The final season won't answer all your questions

"Obviously, not every question is going to be answered, so obviously some people are going to be upset that these particular questions don't get resolved," Cuse said, adding: "We feel if we just tried to answer questions, it would be very pedantic. Apart from that, we also really embrace this notion that there's a fundamental sort of sense of mystery ... and to sort of demistify that by trying to literally explain everything down to the ... last little ... midichlorian of it all would be a mistake, in our view.
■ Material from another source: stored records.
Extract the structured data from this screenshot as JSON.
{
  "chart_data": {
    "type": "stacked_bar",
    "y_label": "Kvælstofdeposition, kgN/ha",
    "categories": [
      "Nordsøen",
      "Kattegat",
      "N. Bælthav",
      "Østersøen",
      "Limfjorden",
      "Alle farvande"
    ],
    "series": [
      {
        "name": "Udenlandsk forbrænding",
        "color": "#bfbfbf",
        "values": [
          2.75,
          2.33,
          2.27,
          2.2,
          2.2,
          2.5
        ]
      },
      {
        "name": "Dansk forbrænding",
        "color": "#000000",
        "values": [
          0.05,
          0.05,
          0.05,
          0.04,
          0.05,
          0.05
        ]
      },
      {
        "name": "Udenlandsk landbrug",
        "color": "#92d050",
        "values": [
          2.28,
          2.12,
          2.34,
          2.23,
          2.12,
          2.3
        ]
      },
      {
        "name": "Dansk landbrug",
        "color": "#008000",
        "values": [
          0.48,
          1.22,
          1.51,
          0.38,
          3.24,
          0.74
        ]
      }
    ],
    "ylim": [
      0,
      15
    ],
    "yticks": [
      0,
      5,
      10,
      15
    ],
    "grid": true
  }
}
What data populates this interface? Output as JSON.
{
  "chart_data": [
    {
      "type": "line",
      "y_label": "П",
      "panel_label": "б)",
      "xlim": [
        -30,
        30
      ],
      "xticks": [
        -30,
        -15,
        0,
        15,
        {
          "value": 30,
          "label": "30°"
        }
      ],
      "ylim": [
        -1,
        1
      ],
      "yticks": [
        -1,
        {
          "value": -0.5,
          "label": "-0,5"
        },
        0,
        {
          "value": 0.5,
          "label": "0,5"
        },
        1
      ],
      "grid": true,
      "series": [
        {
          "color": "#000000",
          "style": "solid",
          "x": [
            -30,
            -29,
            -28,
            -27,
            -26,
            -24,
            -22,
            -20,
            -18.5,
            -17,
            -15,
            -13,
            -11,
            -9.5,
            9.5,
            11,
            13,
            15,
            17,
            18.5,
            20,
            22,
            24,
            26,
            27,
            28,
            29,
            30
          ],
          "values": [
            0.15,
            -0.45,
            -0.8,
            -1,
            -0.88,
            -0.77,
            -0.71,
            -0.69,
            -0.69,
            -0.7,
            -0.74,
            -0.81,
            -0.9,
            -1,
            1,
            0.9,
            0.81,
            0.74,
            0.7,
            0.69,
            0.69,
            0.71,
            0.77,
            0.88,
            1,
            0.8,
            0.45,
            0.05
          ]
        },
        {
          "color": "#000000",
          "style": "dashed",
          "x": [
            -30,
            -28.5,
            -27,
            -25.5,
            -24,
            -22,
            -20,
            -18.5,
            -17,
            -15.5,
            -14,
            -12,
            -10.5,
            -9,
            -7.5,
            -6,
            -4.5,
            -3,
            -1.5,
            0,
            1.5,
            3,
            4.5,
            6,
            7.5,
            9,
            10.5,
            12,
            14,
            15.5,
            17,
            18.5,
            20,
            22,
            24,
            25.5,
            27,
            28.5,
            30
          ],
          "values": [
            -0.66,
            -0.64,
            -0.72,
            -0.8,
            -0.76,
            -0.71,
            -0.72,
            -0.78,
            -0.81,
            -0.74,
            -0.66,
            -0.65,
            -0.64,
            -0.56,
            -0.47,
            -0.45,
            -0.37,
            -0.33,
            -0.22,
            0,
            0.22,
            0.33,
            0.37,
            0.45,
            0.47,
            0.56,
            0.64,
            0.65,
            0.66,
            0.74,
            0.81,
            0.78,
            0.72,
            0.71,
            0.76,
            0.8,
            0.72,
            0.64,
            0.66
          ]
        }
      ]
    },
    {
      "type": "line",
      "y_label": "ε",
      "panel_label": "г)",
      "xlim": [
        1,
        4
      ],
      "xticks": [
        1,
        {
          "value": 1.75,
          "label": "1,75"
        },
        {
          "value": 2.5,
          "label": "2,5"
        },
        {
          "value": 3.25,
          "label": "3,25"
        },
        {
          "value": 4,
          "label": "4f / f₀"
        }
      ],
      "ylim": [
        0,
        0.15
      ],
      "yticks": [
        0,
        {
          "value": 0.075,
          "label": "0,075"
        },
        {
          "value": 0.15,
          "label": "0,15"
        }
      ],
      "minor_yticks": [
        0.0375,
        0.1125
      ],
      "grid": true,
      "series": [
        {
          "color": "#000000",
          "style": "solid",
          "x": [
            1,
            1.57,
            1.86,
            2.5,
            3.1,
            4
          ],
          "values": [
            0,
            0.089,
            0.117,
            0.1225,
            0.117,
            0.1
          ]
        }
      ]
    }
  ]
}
So I think there will be hopefully a ... healthy cocktail of answers, mystery, good character resolutions and some surprises."

The final season will feel like the first

"For us, ... there's an inherent process when you're ending something ... to be thinking about the beginning as writers, and in fact the story of the sixth season very specifically has to go back to the beginning to examine a lot of things. ... When you basically say, 'Here's where our character started, A, when we first met them, and here's where they've come to,'" Lindelof said.

"One of the things that I think we're trying to do—all of us, the actors and the writers as well—in the sixth season is to show the audience the 'before,' so they have some sense of 'Oh, this is what he used to be, and who they are now,' so you really get a sense of how far that person's come. And obviously, the process of doing that—not just thinking about it, but doing it on a story level—really makes you feel like we felt in season one."

"What I actually think has been quite fascinating and a credit to Damon and Carlton and the writing staff is that we're in now the sixth season of our show, and we're again changing, or they're again changing, the narrative style of the show," said Daniel Dae Kim (Jin).

The final season won't make everyone happy

"All we can do is put our best foot forward," Lindelof said. "We do feel like the worst ending we could possibly provide everyone who has invested this amount of time and energy into watching the show is the safe ending. The ending that is basically ... what's going to be the most appealing to the most number of people. At the same point, you can't take a risk just to take a risk, because that's a betrayal in and of itself.

"Fortunately for us, we've been talking about how the show's going to end since [ABC entertainment president] Steve [McPherson] gave us an end date three years ago. So we really have no excuse not to say anything other than this is the ending we wanted to do on the terms that we wanted to do it. ... We've had a lot of time to think about it. ... There's certainly a hope on all our parts that everybody ... universally loves the ending that we put forward ... but I don't think it would be Lost if there wasn't ... an ongoing active debate amongst people who watch the show as to whether or not it was a good ending."

There won't be a sequel series

"We are definitively ending this story of these characters ... and the show that we wanted to tell in May, and there's not going to be an implanted sequel. There's not going to be a secret backdoor pilot embedded in that," Cuse said. "The story of Lost ... is coming to a close this May."

"Personally, I'm just feeling a tremendous amount of gratitude, the idea that ... we're getting to end something ... while everybody still cares, while we still love each other, as opposed to everybody saying it's about time," Lindelof said. "This is a sort of once-in-a-lifetime, once-in-a-career experience; for a show that's still performing for the network to allow us to end it is a tremendous gift."

"We came up with the final image of the show a long time ago, when we were first planning out the mythology of the first season," Cuse said. "And then we started adding elements to that as we went along. And, really, ... between the first and second season was when we cooked the mythology ... and we kind of knew what the endpoint was. But as you move to the endpoint, you add elements. And obviously the end is not yet written. And there are certain ... mythological architectural elements that are intact for that. But a lot of the character stuff will get worked out as we go along."

Lost returns Feb. 2 with a two-hour premiere, starting at 9 p.m. ET/PT, and will air Tuesdays at 9.